One prosecution witness, a police officer, said he had been ordered to treat protesters as brothers. And several said they were ordered not to carry deadly weapons during the protests.
At the start of each hearing, Mubarak, ashen faced and apparently disgusted by the spectacle, was wheeled on a stretcher into the makeshift courtroom at a lecture hall in a police academy once named after him.
He shares the defendants' cage with his security chiefs and his two sons Alaa and Gamal, who face corruption charges along with their father.
Mubarak's resignation and subsequent disappearance from public view into a villa in the Red Sea resort town of Sharm el-Sheikh placated Egyptians for only a while.
Soon demonstrations calling for him to be put on trial began to grow.
After the military, which took charge of the country following his ouster, clashed with protesters in Cairo during a sit-in in April, the public prosecutor ordered that Mubarak face questioning.
A few days later, the former president and his two sons were ordered detained. And a month later they were referred to trial.
Almost every step of the way to the actual trial, the announcements appeared to coincide with growing unrest against the military, through whose ranks Mubarak had clambered to become president.
Last week, amid deadly protests against army rule, the caretaker government announced Mubarak would be moved from a military hospital on the outskirts of Cairo, where he is being treated for a heart condition, to a prison hospital.

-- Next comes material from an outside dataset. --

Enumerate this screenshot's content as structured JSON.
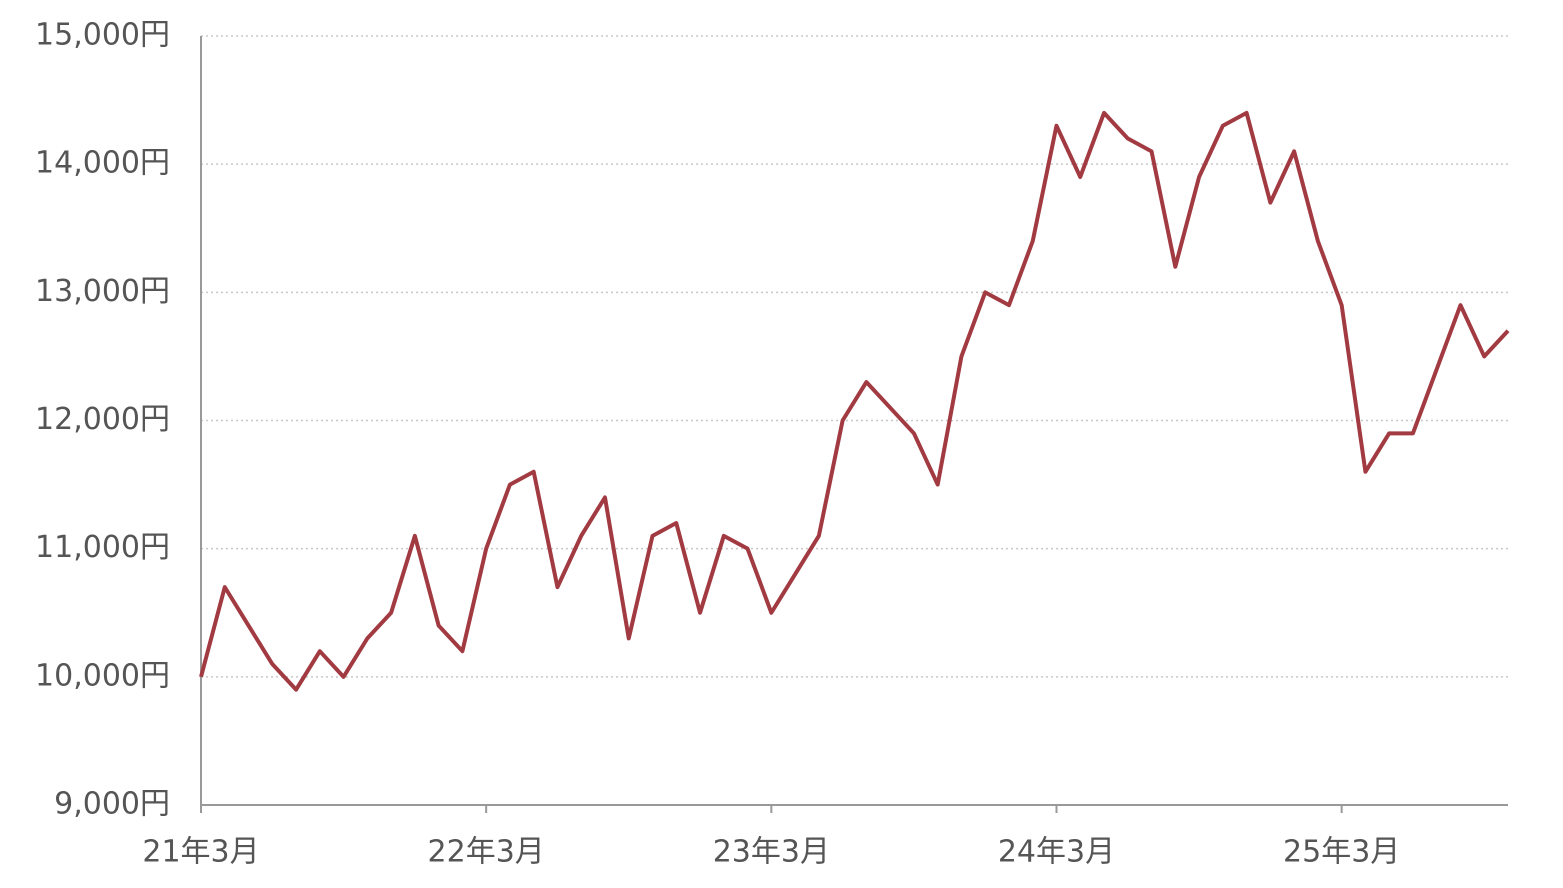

The military, headed by Mubarak's long-time defense minister Field Marshal Hussein Tantawi, has been eager to prove that it harbors no loyalty to its former master.
Putting the former strongman on trial would also help defuse growing criticism that the military was trying to delay justice.
Instead, lawyers who represent his alleged victims' families say the trial of Mubarak began too soon, before the prosecution could prepare a strong case against him.
Now, with the hearings drawing to an end a year after his overthrow, the decision to place Mubarak in the dock presents the ruling generals with a dilemma.
If Mubarak is convicted, his lawyers and legal experts believe there would be strong grounds for appeal. And his acquittal could further inflame the growing protest movement against military rule.